Here’s my two cents: financial advice given by “experts” on TikTok or personal finance “gurus” on Instagram is always going to be a little crappy. Even if what they are telling you is not a blatant error or an attempt to deceive you, it is probably oversimplified.

Again, weighing any generalized financial advice is not easy. If you’re not getting advice and guidance from influencers, you may be stuck with the outdated lessons of your parents’ generation. Beyond hiring a professional financial advisor : who and what can you trust?

Here are some of the most common financial tips that you are better off ignoring and what you should consider instead.

“All debt is bad.”

Debt is scary, but the idea that “all debt is bad” is an oversimplification. There is such a thing as good debt – the most obvious example is your credit history.

Using a credit card is the number one way to improve your credit score, as long as you actually pay off the loan in full at the end of each month. You need to get into debt to rent an apartment, buy a car, take out a loan, or make almost any major financial move. If you have credit card anxiety due to the “all debt is bad” mentality, you can break free by using your credit card to make small, regular purchases without building up a large balance.

In addition to building up your credit score, you may need to take on debt in case of unforeseen circumstances. When this happens, a small voice in your head screams, “ All debt is bad! ” can send you into a state of panic, which is often a sure way to make rash financial decisions. Instead of avoiding debt altogether, create a plan – and if you’re already in debt, here’s our guide to getting organized and getting out of it .

“Skip your morning latte to save money.”

I’ll sing it from the rooftops with an avocado toast in my hand: Your morning coffee habit is not to blame for your debts. As we said earlier, your small daily purchases do not affect your long-term finances, as conventional wisdom often claims. On the contrary, the psychological support of these small indulgences can give you a healthier approach to money, helping you make smarter financial decisions in the long run.

Think of it this way: Even if your morning routine costs you $35 a week, it won’t make the difference between long-term financial security and chronic debt.
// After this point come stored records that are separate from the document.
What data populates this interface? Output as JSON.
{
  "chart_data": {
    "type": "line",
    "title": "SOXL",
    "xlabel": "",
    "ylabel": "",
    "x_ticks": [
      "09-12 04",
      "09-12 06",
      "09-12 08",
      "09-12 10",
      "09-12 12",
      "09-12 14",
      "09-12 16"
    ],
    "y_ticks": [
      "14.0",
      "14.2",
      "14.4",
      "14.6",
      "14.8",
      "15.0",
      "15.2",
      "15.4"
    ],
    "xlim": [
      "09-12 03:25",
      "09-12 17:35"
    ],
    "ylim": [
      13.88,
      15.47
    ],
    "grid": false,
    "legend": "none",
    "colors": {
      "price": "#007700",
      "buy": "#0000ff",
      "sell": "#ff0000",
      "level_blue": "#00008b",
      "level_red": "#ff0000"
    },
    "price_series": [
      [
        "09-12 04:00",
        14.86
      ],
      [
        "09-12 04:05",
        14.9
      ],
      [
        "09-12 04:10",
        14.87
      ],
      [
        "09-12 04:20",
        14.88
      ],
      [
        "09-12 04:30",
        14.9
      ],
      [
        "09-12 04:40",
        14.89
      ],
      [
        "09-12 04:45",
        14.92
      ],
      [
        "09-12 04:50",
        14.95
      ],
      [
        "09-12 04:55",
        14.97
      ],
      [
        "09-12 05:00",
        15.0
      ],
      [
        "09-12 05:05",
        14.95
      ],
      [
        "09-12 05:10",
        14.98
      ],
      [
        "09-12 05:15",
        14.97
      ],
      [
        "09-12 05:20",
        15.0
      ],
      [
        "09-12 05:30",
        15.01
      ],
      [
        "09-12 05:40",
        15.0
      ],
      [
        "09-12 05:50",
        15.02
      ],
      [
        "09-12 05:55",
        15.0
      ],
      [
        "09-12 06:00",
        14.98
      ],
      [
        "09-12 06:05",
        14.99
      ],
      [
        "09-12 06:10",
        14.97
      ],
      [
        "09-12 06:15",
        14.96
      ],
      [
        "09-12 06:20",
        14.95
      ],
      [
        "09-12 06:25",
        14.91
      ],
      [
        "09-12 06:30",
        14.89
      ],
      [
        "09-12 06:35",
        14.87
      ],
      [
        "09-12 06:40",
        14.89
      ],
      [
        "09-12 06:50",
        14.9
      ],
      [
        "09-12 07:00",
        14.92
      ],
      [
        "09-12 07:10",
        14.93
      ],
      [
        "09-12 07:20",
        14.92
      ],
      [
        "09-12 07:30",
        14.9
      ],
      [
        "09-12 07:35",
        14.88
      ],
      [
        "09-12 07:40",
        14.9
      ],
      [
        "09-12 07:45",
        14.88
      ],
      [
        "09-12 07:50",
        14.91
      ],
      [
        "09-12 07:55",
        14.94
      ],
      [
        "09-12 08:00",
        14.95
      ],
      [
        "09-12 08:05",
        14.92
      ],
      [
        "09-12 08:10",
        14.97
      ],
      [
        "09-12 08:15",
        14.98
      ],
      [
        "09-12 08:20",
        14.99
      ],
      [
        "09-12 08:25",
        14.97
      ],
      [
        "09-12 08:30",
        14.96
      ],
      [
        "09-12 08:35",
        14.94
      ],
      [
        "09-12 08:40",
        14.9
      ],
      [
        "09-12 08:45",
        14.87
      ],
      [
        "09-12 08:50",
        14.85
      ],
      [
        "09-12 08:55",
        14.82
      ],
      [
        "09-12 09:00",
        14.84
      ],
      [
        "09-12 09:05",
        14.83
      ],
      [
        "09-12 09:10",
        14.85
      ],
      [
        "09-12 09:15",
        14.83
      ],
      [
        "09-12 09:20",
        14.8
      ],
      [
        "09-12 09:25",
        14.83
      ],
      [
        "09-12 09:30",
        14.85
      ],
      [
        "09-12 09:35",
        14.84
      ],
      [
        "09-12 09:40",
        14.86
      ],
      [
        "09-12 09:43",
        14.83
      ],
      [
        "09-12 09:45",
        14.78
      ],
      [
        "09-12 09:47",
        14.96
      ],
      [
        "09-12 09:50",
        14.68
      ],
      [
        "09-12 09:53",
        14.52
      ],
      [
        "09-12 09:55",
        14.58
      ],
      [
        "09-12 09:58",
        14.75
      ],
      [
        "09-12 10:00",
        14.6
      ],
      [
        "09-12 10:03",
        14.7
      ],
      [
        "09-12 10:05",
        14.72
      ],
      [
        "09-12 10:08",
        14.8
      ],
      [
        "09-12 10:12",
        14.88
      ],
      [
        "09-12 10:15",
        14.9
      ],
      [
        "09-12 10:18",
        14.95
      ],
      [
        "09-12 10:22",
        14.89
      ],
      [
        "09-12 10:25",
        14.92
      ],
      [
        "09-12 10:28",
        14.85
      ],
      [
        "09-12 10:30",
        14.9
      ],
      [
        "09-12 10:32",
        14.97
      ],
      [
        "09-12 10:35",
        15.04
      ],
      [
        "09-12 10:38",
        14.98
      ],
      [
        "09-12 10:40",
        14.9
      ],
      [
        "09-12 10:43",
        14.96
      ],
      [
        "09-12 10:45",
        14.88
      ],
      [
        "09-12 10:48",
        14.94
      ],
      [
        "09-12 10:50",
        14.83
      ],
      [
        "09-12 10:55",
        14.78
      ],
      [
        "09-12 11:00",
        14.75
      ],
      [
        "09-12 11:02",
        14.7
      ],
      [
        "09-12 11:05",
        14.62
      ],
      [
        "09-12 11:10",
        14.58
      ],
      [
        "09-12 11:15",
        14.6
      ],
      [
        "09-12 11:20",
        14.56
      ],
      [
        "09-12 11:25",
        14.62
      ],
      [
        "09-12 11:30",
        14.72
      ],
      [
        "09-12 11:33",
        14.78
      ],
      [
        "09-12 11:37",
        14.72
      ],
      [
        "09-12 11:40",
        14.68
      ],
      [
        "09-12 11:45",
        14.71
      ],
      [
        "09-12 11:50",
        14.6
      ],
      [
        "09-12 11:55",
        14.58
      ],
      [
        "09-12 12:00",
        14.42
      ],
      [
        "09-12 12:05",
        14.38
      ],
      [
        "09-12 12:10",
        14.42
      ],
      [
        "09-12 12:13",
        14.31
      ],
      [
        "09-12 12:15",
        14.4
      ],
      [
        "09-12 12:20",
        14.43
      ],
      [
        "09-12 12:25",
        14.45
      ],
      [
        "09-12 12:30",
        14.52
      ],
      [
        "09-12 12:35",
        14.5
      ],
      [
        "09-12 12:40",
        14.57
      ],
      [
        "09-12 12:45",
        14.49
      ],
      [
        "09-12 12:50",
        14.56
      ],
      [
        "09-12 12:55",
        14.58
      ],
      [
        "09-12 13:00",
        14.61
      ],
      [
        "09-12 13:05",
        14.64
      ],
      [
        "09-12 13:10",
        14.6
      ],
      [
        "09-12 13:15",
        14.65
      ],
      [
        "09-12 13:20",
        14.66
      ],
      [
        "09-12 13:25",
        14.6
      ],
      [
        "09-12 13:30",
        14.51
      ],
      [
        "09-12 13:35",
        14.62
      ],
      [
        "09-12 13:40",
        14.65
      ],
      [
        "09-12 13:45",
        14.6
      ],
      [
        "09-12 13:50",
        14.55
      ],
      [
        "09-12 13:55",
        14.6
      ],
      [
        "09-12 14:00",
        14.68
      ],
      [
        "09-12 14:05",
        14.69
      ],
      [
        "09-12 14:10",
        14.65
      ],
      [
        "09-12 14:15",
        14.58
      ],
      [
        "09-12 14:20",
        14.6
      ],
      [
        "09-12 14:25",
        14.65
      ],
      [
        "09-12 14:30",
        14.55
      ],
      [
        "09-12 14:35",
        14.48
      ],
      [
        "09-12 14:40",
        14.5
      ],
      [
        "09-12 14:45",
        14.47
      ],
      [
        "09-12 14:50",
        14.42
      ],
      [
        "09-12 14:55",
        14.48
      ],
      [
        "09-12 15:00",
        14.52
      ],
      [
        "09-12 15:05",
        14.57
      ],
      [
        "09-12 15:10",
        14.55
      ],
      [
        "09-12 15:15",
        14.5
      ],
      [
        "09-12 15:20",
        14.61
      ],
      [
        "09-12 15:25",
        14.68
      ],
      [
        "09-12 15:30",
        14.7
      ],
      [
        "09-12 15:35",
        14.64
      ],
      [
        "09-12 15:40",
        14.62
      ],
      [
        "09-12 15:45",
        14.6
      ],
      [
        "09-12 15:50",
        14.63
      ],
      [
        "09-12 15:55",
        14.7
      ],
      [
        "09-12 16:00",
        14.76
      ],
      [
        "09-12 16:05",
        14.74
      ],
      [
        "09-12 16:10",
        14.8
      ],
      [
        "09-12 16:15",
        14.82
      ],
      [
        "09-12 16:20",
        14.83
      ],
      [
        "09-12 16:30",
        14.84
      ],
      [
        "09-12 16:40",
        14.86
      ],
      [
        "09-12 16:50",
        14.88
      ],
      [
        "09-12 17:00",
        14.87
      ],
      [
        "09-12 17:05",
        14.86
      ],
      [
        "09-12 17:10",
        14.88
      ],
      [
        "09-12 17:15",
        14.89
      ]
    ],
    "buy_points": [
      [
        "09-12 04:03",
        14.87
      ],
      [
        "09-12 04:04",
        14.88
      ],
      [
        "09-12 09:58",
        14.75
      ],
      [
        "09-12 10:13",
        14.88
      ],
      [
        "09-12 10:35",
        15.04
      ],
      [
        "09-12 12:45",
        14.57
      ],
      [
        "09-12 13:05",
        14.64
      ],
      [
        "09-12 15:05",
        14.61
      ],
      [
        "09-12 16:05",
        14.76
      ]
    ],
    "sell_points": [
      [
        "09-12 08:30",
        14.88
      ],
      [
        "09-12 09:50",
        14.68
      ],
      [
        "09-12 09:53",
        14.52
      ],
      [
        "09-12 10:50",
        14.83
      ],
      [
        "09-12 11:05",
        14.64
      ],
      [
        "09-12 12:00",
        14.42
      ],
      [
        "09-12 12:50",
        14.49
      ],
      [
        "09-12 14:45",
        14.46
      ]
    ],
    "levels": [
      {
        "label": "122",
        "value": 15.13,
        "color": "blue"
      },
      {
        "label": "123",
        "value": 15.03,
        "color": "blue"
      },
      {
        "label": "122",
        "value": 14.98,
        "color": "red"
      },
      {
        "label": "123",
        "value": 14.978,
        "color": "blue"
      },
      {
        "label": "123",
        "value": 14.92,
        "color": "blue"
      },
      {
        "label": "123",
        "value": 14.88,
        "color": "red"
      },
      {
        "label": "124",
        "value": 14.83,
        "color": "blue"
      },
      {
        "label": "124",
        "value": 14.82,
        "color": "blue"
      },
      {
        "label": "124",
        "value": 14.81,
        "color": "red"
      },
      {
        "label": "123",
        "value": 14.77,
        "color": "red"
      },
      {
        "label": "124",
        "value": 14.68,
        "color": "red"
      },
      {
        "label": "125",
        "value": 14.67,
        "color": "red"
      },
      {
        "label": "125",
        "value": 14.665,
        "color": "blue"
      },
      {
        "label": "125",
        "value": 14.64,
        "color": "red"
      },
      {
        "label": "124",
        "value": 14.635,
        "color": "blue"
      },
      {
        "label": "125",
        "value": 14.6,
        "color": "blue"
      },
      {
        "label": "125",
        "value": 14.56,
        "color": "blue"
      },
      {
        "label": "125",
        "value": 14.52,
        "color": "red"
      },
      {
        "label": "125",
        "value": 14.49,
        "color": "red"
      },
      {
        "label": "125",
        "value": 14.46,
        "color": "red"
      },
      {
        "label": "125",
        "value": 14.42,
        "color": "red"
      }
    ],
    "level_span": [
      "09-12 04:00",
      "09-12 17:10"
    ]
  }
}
You should budget for this $5 coffee after you have consciously decided that it is worth the comfort it brings you. It’s really about becoming a more conscientious spender .

“Buying a house is always more profitable than renting.”
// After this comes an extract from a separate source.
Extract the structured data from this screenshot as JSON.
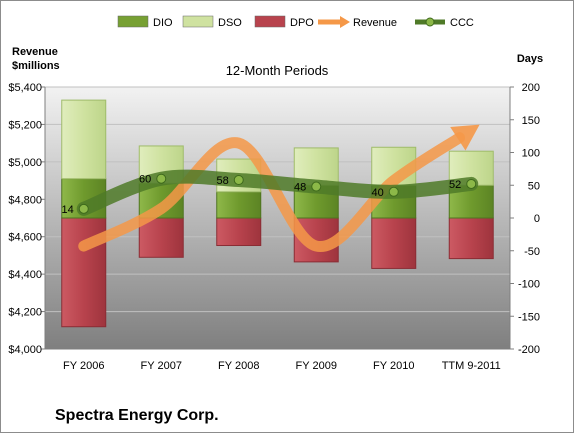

It might have been true for our parents and their white pickets. These days, however, the decision to buy or continue a lease is far from universal. The New York Times has a helpful interactive calculator that takes into account all the factors that go into deciding whether you should rent or buy a home, such as the cost of rent, mortgage rates, where you live, and how long you plan to live there. If you’re considering becoming a home owner, here’s what you need to know before buying a home .

“Don’t talk about money.”

Many of us internalize a sense of shame and discomfort when it comes to “talking about money.” However, having open conversations about money allows us all to learn from each other’s mistakes and make more informed financial decisions. Starting with family and friends you trust, consider becoming more transparent about other taboo topics about money ( such as discussing how much money you make with friends and colleagues ).

“Buy this cryptocurrency!”

Okay, this is a little derisive. But it is important to understand that cryptocurrency is inherently a risky business and anyone who insists that you buy a particular cryptocurrency is probably not in your best interest.

You’re not crazy if you erred on the side of caution with a relatively new, highly speculative investment. If someone in your life insists on arguing with you about cryptocurrencies, here’s what you should say to make them back down .

Questions to ask yourself before seeking financial advice

Before you follow someone’s financial advice, ask yourself these three questions about the adviser.

  • What are their powers? There are no fiduciary standards for becoming a “guru”. Check for certifications such as CPA (Chartered Public Accountant) or RIA (Registered Investment Advisor). If they were born into wealth and somehow tried to become powerful people, be skeptical of their tips and tricks.
  • Is this too good to be true? As a general rule, avoid “get rich quick” investment advice. Because if it were true, why would this person share it with millions of people? If you can’t get it up and running, buy a financial advisor, at least do your own research before trusting an Instagram infographic touting an effective investment strategy.
  • Is this person trying to sell you something? This is the most important thing to consider before following someone’s financial advice. Be careful when buying certain products or promotions, especially if the person recommending them is a stranger on the other end of the TikTok account. After all, no stranger will take care of your finances out of the goodness of their hearts if they can make money by selling you something.